March 02, 2006

Beatnik Filmstars "In Great Shape"

The Beatnik Filmstars were not only a quintessential band of last decade’s “lo-fi” explosion, but also one of my favorite British bands of all time. From 1993 to 1998, they released a steady stream of albums, EPs and singles that fused the brevity and tape hiss of Guided by Voices, the lackadaisical hooks of Pavement, the Sprechstimme of the Fall and the guitar abuse of Sonic Youth into a cohesive, singular sound. They recorded five sessions for John Peel, and released their last two albums on the esteemed American label Merge. Despite all of this, they continued to live on the dole, and broke up just as they had eked a small following on both sides of the Atlantic from their efforts. This is why I don’t mention them as much in my reviews as I do Boyracer and Guided by Voices. (The mediocrity of the band members’ post-Beatniks projects didn’t help matters either.) That’s all about to change, though.

In Great Shape, the Beatniks’ first album in eight years, represents front man Andrew Jarrett’s return to music and his victory over the depression that partially caused the band’s breakup. Although four other members are credited in the liner notes, Andrew wrote all the songs and played a large portion of the instruments; thus, the album feels a bit more like a personal statement than a collaborative effort. One could even consider it a concept album about Andrew’s ascent from the depths. The crotchety man responsible for the noisy pessimism of 1994’s Astronaut Houseresurfaces often on this album. He complains about getting harassed by religious crackpots and drugged-up teens on the street (“Sha La La La La La La (No Rok)”), and makes fun of people who use odd diets and plastic surgery to boost their self-esteem (“…And Here’s One I Made Earlier”). He criticizes his homeland for becoming too Americanized (“I Thought I Was Shot at in a Drive-By Shooting”), and laments our obsession with bland pop stars and untalented celebrities (“I Eat Healthy Food”). On the hilarious “The Radness of King Anders,” he even writes about getting dissed by his own shrink! Fortunately, the last decade has given Andrew a maturity that has widened the emotional palette of his songwriting. Sincere love songs like “Ocean Breeze” and “When You’re Dead” would have been anathema to the Beatnik Filmstars of 10 years ago, and even the crankiest songs are sung and played with a bounciness that keeps them from being bummers.

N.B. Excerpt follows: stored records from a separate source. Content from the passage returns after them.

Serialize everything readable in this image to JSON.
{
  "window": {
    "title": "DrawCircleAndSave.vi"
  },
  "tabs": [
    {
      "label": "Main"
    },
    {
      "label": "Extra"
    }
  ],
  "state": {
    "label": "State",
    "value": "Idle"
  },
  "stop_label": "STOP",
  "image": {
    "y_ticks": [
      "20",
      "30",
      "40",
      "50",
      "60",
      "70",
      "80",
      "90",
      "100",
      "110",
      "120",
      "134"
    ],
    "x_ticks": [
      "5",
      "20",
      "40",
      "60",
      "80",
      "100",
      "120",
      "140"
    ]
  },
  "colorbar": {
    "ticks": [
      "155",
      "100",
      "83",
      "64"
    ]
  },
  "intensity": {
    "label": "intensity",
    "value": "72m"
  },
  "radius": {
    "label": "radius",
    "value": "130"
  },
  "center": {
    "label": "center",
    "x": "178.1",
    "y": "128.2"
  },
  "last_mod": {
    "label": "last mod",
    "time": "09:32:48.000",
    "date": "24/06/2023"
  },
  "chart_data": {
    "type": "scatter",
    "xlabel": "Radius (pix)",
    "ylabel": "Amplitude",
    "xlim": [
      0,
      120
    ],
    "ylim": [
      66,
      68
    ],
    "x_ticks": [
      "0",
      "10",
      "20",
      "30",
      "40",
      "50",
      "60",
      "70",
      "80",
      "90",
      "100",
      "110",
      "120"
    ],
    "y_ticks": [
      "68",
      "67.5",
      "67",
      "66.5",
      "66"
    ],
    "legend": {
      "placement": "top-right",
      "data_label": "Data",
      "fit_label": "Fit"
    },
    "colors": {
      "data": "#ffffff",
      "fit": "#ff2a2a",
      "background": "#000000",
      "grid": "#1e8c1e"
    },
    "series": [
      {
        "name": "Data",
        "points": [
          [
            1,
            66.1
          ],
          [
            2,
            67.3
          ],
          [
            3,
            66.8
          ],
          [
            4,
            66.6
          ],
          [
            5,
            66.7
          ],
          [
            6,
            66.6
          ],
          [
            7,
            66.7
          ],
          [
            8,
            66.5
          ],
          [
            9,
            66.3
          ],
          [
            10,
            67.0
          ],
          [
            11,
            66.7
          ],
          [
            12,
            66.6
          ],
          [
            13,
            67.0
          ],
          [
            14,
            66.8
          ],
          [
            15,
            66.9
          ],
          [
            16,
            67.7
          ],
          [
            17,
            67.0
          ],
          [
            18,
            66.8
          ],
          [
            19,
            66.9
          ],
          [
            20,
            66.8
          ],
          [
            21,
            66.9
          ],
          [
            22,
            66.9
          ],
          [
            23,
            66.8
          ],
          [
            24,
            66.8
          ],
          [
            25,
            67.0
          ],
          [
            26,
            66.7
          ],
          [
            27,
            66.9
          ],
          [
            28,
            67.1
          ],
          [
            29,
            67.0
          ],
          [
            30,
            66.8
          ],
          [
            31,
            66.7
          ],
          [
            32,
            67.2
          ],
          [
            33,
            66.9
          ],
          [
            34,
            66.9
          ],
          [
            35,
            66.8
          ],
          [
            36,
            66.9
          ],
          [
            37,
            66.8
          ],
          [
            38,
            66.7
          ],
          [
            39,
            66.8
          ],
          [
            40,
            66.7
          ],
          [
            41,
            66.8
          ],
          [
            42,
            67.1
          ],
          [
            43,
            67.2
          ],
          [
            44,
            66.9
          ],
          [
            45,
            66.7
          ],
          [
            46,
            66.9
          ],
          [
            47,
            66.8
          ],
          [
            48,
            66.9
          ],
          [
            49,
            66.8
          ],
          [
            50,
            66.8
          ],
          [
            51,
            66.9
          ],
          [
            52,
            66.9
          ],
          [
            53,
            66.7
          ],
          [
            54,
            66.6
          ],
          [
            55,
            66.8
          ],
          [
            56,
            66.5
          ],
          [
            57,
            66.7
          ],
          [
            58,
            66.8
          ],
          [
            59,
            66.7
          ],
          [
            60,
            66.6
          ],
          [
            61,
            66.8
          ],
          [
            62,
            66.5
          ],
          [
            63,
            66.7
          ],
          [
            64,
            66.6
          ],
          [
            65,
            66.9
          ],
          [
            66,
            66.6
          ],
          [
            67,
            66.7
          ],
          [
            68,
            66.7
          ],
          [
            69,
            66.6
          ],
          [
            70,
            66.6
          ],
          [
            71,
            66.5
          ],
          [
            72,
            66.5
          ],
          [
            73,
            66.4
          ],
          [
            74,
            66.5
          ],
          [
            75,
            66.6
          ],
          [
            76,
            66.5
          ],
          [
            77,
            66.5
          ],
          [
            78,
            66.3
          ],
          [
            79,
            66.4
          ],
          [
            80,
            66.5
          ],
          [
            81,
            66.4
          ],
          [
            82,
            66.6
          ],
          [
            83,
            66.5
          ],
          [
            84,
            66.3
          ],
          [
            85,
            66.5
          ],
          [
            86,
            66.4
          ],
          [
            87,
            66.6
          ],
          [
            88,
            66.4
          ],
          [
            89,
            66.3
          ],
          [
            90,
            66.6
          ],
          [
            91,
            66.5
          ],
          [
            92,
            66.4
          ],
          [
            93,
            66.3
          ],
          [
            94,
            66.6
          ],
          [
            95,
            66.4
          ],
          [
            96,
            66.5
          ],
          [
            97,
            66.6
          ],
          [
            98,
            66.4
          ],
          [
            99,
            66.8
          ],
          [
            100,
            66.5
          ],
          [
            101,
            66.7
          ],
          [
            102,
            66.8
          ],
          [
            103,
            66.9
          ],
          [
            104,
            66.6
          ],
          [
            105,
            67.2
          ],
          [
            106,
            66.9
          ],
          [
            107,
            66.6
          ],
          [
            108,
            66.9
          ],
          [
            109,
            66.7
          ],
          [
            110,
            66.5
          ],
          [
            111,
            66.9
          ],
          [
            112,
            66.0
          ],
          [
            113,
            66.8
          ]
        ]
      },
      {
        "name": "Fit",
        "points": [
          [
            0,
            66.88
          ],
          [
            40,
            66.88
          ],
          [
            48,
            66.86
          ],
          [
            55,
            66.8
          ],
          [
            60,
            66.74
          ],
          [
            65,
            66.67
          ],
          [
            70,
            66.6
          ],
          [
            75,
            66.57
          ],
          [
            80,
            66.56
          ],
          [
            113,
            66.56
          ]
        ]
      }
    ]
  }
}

In Great Shape is the Beatniks’ cleanest album yet. Andrew still puts the vocals and bass through a light blanket of distortion, but nowadays he’s more willing to leave space in the mix. There are just as many keyboards and samples as there are guitars. There’s even turntable scratching! (Yes, you read that correctly.) The cleaner sound is matched with some of Andrew’s most straightforward and infectious songs ever. With a younger singer and a Matrix-style production job, “It’s Not What You Know” could be a radio hit --- which is ironic when you consider that the lyrics are about the fickleness of pop audiences. “The Greatest of Minds” is a jaw-dropping slice of punk-pop that makes me turn up my stereo every time I hear it. The fact that “Supremer Queener,” an improved remake of an older Beatniks classic, isn’t even the best song is a testament to the album’s overall quality.

Of course, the band’s appetite for subversion hasn’t completely disappeared. There are one or two moments on In Great Shape that will test the strength of your stereo (the grinding drone that ends “Sub D-D-D-Disco,” the wah-wah solo on “I Eat Healthy Food”), and a number of criminally brief songs that end after a verse and a chorus. Out of 23 tracks, only five reach the three-minute mark. There are also a few songs that betray the band’s Fall fetish. “Hipshakers and Acrobats” is what The Wonderful and Frightening World would’ve sounded like if Mark E. Smith could sing, and “Seven Years” pays tribute to the dub-influenced cacophony of Levitate. On the latter song, Andrew admits what we already knew: “Seven years is a long time to be absent on leave.” Well, I’m glad that he came back, and I hope that he sticks around for a very long time. The Beatnik Filmstars are In Great Shapeand they’ve given us a second chance to jump on the bandwagon!